Une autre priorité sera celle de l'emploi, et de l'accompagnement de la filière vers des activités économiques qui font sens et qui sont utiles à la société. Cela pose à la fois la question de développer des filières économiques équilibrées, reposant sur tous les niveaux de qualifications disponibles, et sur la manière dont on pense l'offre de formation au bassin d'emploi, afin de combler les éventuels trous dans la raquette.

Quelles relations entretiendrez-vous avec les chefs d'entreprises ?

Notre lien avec les entrepreneurs sera fondé de l'écoute, de la bienveillance, et du respect. La métropole reste une collectivité qui fait avec et pour ses habitants, dans lesquelles se trouvent les entrepreneurs, au même titre que des salariés, chercheurs, penseurs, etc.

Je me suis déjà rendue au H7 pour rencontrer des acteurs du milieu de l'entreprise. Même si l'abstention ainsi que le contexte particulier du Covid que tout le monde ne s'est pas forcément rangé derrière notre projet politique, nous nous devons de le mettre en œuvre dans une optique d'échanges avec les entrepreneurs, créatifs, et créateurs.

Notre chemin sera donc celui de la résilience territoriale, afin d'abaisser le niveau de production de gaz à effet de serre sur le territoire, mais en nous engageant à ne laisser personne au bord du chemin, pas même les entrepreneurs.

Quels seront vos réseaux et vos méthodes pour vous appuyer sur le tissu économique ?

Je reconnais aux entrepreneurs leur capacité à agir ainsi que leur indépendance, qu'ils soient sous format Scop, SCIC, auto-entrepreneur, PME ou ETI... Je sais qu'il existe des hommes extraordinaires au sein des grands groupes internationaux, bien que certains soient en même temps gouvernés par un actionnariat dont les objectifs peuvent être axés sur une forme de rentabilité personnelle. Il faut savoir séparer les deux éléments, car il peut exister des hommes et des femmes extraordinaires au sein de ces entreprises ainsi que des formes de créativité.

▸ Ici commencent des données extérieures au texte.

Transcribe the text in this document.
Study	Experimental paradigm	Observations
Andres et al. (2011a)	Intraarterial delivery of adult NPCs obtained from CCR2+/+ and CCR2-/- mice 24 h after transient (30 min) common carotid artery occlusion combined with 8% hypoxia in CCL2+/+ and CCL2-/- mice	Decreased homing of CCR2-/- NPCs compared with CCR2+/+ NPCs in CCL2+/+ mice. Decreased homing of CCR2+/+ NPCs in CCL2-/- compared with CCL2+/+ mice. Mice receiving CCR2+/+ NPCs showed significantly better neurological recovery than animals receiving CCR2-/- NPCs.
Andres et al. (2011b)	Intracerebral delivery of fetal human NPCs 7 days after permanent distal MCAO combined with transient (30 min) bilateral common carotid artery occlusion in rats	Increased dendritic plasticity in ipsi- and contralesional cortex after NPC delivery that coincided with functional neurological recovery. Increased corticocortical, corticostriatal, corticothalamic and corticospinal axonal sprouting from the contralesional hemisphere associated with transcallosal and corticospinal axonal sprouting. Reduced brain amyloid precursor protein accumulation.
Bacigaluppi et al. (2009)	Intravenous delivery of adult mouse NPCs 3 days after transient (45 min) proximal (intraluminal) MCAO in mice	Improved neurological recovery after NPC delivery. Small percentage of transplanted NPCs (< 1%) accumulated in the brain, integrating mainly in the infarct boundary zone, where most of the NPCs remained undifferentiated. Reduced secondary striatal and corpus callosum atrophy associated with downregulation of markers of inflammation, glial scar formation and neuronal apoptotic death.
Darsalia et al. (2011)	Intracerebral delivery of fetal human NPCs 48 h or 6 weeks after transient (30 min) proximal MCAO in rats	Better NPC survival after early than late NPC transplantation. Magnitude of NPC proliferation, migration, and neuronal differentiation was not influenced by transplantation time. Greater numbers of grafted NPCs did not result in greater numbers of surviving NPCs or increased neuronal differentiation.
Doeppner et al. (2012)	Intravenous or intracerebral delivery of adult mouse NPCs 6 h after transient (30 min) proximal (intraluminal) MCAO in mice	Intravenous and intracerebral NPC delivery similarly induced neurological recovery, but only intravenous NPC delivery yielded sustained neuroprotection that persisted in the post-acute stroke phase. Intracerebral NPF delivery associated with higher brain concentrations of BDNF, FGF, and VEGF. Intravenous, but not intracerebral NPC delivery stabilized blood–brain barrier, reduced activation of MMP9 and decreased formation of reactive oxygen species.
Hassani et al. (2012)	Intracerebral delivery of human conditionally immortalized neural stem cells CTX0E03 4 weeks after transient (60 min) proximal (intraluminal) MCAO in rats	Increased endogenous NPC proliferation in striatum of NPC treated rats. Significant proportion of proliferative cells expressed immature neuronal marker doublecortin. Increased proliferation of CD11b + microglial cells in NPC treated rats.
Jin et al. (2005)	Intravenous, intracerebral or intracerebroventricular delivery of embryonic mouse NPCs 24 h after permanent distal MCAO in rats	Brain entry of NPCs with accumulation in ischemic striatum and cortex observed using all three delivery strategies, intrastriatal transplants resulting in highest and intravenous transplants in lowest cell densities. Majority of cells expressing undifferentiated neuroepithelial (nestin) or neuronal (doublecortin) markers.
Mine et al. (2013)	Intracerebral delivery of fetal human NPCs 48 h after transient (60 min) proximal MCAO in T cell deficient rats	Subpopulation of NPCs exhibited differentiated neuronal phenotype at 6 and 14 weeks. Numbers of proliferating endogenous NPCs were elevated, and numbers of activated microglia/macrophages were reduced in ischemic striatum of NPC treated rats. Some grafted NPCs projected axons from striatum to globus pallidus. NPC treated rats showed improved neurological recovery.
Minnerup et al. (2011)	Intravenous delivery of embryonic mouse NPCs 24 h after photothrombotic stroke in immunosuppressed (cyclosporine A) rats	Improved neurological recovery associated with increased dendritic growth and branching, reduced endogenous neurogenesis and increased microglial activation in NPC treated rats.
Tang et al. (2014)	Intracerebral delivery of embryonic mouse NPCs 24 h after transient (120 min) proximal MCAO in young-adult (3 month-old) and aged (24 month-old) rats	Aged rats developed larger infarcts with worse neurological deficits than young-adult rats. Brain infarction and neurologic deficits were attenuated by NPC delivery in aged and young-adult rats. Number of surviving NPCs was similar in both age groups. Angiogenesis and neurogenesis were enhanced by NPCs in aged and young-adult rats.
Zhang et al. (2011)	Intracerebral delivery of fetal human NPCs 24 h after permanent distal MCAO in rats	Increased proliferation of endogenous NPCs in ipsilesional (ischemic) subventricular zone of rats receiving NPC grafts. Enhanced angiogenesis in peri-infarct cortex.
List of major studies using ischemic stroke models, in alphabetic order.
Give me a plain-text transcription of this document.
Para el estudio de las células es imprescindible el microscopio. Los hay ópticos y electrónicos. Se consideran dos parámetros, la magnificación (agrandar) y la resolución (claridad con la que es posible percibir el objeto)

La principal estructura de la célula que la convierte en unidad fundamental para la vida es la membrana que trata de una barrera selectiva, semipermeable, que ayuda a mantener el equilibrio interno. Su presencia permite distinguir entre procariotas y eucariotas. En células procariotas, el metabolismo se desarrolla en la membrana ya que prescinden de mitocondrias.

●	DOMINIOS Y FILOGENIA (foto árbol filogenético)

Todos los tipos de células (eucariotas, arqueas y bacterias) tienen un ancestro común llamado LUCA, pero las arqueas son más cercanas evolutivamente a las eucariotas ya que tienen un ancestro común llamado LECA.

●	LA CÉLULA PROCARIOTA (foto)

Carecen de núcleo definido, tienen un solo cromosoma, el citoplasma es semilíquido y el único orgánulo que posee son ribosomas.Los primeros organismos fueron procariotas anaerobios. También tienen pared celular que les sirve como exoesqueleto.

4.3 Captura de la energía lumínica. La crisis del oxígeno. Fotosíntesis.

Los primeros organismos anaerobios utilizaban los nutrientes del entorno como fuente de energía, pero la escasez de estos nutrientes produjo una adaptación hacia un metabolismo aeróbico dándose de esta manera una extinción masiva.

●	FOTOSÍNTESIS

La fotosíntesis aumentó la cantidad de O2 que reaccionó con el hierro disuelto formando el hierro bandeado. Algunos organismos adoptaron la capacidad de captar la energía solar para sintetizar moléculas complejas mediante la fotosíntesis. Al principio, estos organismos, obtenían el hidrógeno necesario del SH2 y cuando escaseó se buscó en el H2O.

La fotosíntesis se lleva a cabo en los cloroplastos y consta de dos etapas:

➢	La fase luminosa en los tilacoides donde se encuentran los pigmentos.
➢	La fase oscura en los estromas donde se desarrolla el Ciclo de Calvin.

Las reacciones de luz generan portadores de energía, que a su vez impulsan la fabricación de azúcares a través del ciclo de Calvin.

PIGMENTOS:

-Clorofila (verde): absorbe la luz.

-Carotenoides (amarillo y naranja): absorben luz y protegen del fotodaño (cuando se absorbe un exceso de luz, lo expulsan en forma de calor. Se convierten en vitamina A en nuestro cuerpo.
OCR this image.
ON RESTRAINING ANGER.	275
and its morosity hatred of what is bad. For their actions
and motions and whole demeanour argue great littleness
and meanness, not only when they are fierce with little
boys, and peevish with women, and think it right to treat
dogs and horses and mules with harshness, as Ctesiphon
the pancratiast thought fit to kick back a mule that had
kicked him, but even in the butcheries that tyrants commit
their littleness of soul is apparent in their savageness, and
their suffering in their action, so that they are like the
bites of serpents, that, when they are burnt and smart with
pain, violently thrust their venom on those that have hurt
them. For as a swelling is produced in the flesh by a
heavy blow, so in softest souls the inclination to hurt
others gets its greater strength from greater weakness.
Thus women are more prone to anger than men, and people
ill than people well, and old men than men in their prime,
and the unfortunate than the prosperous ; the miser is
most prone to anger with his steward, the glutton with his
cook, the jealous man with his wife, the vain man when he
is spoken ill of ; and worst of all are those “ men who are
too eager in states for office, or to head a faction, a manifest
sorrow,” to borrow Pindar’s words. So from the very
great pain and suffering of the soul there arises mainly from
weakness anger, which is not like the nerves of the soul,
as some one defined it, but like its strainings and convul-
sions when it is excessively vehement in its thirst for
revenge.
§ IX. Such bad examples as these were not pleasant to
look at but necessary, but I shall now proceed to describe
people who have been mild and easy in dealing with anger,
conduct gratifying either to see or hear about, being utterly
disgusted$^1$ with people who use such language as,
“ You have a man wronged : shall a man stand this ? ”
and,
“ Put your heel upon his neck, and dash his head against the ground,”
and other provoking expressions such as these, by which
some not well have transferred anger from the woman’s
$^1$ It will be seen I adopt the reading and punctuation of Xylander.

Je souhaite rencontrer ces entrepreneurs là où ils sont, c'est-à-dire sur leur lieu de travail. Il y aura forcément des moments où la métropole va affirmer sa position sur certains dossiers, comme la future politique publique des achats de la métropole, qui mérite d'être précisée lors de ce nouveau mandat. Cela donnera lieu à des échanges et des débats au sein de groupes de travail, en lien avec les filières professionnelles, ainsi qu'à des explications concernant son contenu, une fois le projet voté.

Pour finir, quelles ont été vos inspirations à la fois politiques et littéraires ?

J'ai beaucoup été inspirée dans mon parcours politique par des économistes comme Éloi Laurent (professeur à Sciences Po et à l'université de Stanford), ainsi que par l'économiste allemand Christian Arnsperger, qui a beaucoup écrit sur des sujets de RSE et RSO.

Je suis très en retard dans mes lectures, mais le livre qui m'a le plus parlé et certainement celui du philosophe franco-suisse Dominique Bourg sur l'Ecologie intégrale (co-écrit d'ailleurs avec Christian Arnsperger), car il répondait à beaucoup de notions d'auteurs connus.